Figure 3: The structure of different modules: (a) the proposed Large Kernel Attention (LKA); (b) non-attention module; (c) the self-attention module (d) a stage of our Visual Attention Network (VAN). CFF means convolutional feed-forward network. The difference between (a) and (b) is the element-wise multiply.
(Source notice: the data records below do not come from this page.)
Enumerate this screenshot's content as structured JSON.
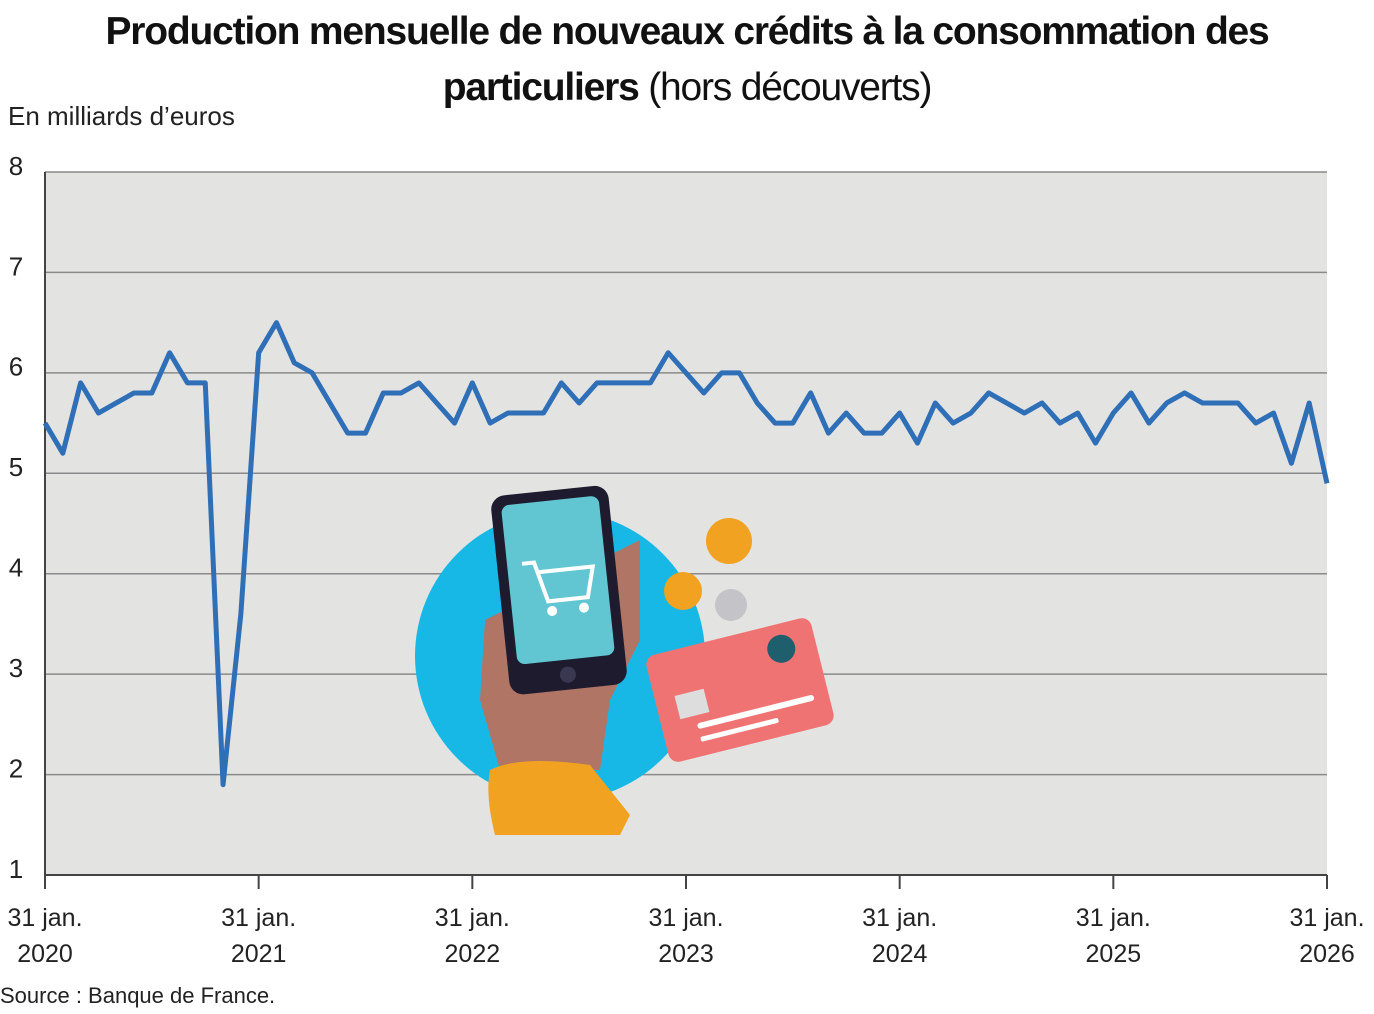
{
  "chart_data": {
    "type": "line",
    "title": "Production mensuelle de nouveaux crédits à la consommation des particuliers",
    "subtitle": "(hors découverts)",
    "y_label": "En milliards d’euros",
    "source": "Source : Banque de France.",
    "categories": [
      "31 jan. 2020",
      null,
      null,
      null,
      null,
      null,
      null,
      null,
      null,
      null,
      null,
      null,
      "31 jan. 2021",
      null,
      null,
      null,
      null,
      null,
      null,
      null,
      null,
      null,
      null,
      null,
      "31 jan. 2022",
      null,
      null,
      null,
      null,
      null,
      null,
      null,
      null,
      null,
      null,
      null,
      "31 jan. 2023",
      null,
      null,
      null,
      null,
      null,
      null,
      null,
      null,
      null,
      null,
      null,
      "31 jan. 2024",
      null,
      null,
      null,
      null,
      null,
      null,
      null,
      null,
      null,
      null,
      null,
      "31 jan. 2025",
      null,
      null,
      null,
      null,
      null,
      null,
      null,
      null,
      null,
      null,
      null,
      "31 jan. 2026"
    ],
    "series": [
      {
        "color": "#2f6fb7",
        "values": [
          5.5,
          5.2,
          5.9,
          5.6,
          5.7,
          5.8,
          5.8,
          6.2,
          5.9,
          5.9,
          1.9,
          3.6,
          6.2,
          6.5,
          6.1,
          6.0,
          5.7,
          5.4,
          5.4,
          5.8,
          5.8,
          5.9,
          5.7,
          5.5,
          5.9,
          5.5,
          5.6,
          5.6,
          5.6,
          5.9,
          5.7,
          5.9,
          5.9,
          5.9,
          5.9,
          6.2,
          6.0,
          5.8,
          6.0,
          6.0,
          5.7,
          5.5,
          5.5,
          5.8,
          5.4,
          5.6,
          5.4,
          5.4,
          5.6,
          5.3,
          5.7,
          5.5,
          5.6,
          5.8,
          5.7,
          5.6,
          5.7,
          5.5,
          5.6,
          5.3,
          5.6,
          5.8,
          5.5,
          5.7,
          5.8,
          5.7,
          5.7,
          5.7,
          5.5,
          5.6,
          5.1,
          5.7,
          4.9
        ]
      }
    ],
    "ylim": [
      1,
      8
    ],
    "yticks": [
      1,
      2,
      3,
      4,
      5,
      6,
      7,
      8
    ],
    "grid": true
  }
}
It is worth noting that (c) is designed for 1D sequences. .

## Image Classification

Data prepare: ImageNet with the following folder structure.

```
│imagenet/
├──train/
│  ├── n01440764
│  │   ├── n01440764_10026.JPEG
│  │   ├── n01440764_10027.JPEG
│  │   ├── ......
│  ├── ......
├──val/
│  ├── n01440764
│  │   ├── ILSVRC2012_val_00000293.JPEG
│  │   ├── ILSVRC2012_val_00002138.JPEG
│  │   ├── ......
│  ├── ......
```


### 2. VAN Models

| Model     | #Params(M) | GFLOPs | Top1 Acc(%) |                           Download                           |
| :-------- | :--------: | :----: | :---------: | :----------------------------------------------------------: |
| VAN-Tiny  |    4.1     |  0.9   |    75.4     |[Google Drive](https://drive.google.com/file/d/1KYoIe1Zl3ZaPCwRuvnpkLyOEK04JKemu/view?usp=sharing), [Tsinghua Cloud](https://cloud.tsinghua.edu.cn/f/aada2242a16245d6a561/?dl=1), [Hugging Face 🤗](https://huggingface.co/Visual-Attention-Network/VAN-Tiny-original) |
| VAN-Small |    13.9    |  2.5   |    81.1     |[Google Drive](https://drive.google.com/file/d/1LFsJHwxAs1TcXAjJ28G86_jwYwV8DzuG/view?usp=sharing), [Tsinghua Cloud](https://cloud.tsinghua.edu.cn/f/dd3eb73692f74a2499c9/?dl=1), [Hugging Face 🤗](https://huggingface.co/Visual-Attention-Network/VAN-Small-original) |
| VAN-Base  |    26.6    |  5.0   |    82.8     |[Google Drive](https://drive.google.com/file/d/1qApsgXCbngNYOji2UzJsfeEsPOu6dBo3/view?usp=sharing), [Tsinghua Cloud](https://cloud.tsinghua.edu.cn/f/58e7acceaf334ecdba89/?dl=1),[Hugging Face 🤗](https://huggingface.co/Visual-Attention-Network/VAN-Base-original), |
| VAN-Large |    44.8    |  9.0   |    83.9     |[Google Drive](https://drive.google.com/file/d/10n6u-W3IrqiCD-7wkotejV_1XiS9kuWF/view?usp=sharing), [Tsinghua Cloud](https://cloud.tsinghua.edu.cn/f/0201745f6920482490a0/?dl=1), [Hugging Face 🤗](https://huggingface.co/Visual-Attention-Network/VAN-Large-original) |
| VAN-Huge  |    TODO    |  TODO  |    TODO     |                             TODO                             |

Unofficial [keras (tensorflow)](https://github.com/shkarupa-alex/tfvan) version.


### 3.Requirement

```
1. Pytorch >= 1.7
2. timm == 0.4.12
```

### 4. Train 

We use 8 GPUs for training by default.  Run command (It has been writen in train.sh):

```bash
MODEL=van_tiny # van_{tiny, small, base, large}
DROP_PATH=0.1 # drop path rates [0.1, 0.1, 0.1, 0.2] for [tiny, small, base, large]
CUDA_VISIBLE_DEVICES=0,1,2,3,4,5,6,7 bash distributed_train.sh 8 /path/to/imagenet \
	  --model $MODEL -b 128 --lr 1e-3 --drop-path $DROP_PATH
```


### 5. Validate

Run command (It has been writen in eval.sh) as:


```bash
MODEL=van_tiny # van_{tiny, small, base, large}
python3 validate.py /path/to/imagenet --model $MODEL \
  --checkpoint /path/to/model -b 128

```

## 6.Acknowledgment

Our implementation is mainly based on [pytorch-image-models](https://github.com/rwightman/pytorch-image-models) and [PoolFormer](https://github.com/sail-sg/poolformer). Thanks for their authors. 


## LICENSE

This repo is under the Apache-2.0 license. For commercial use, please contact the authors.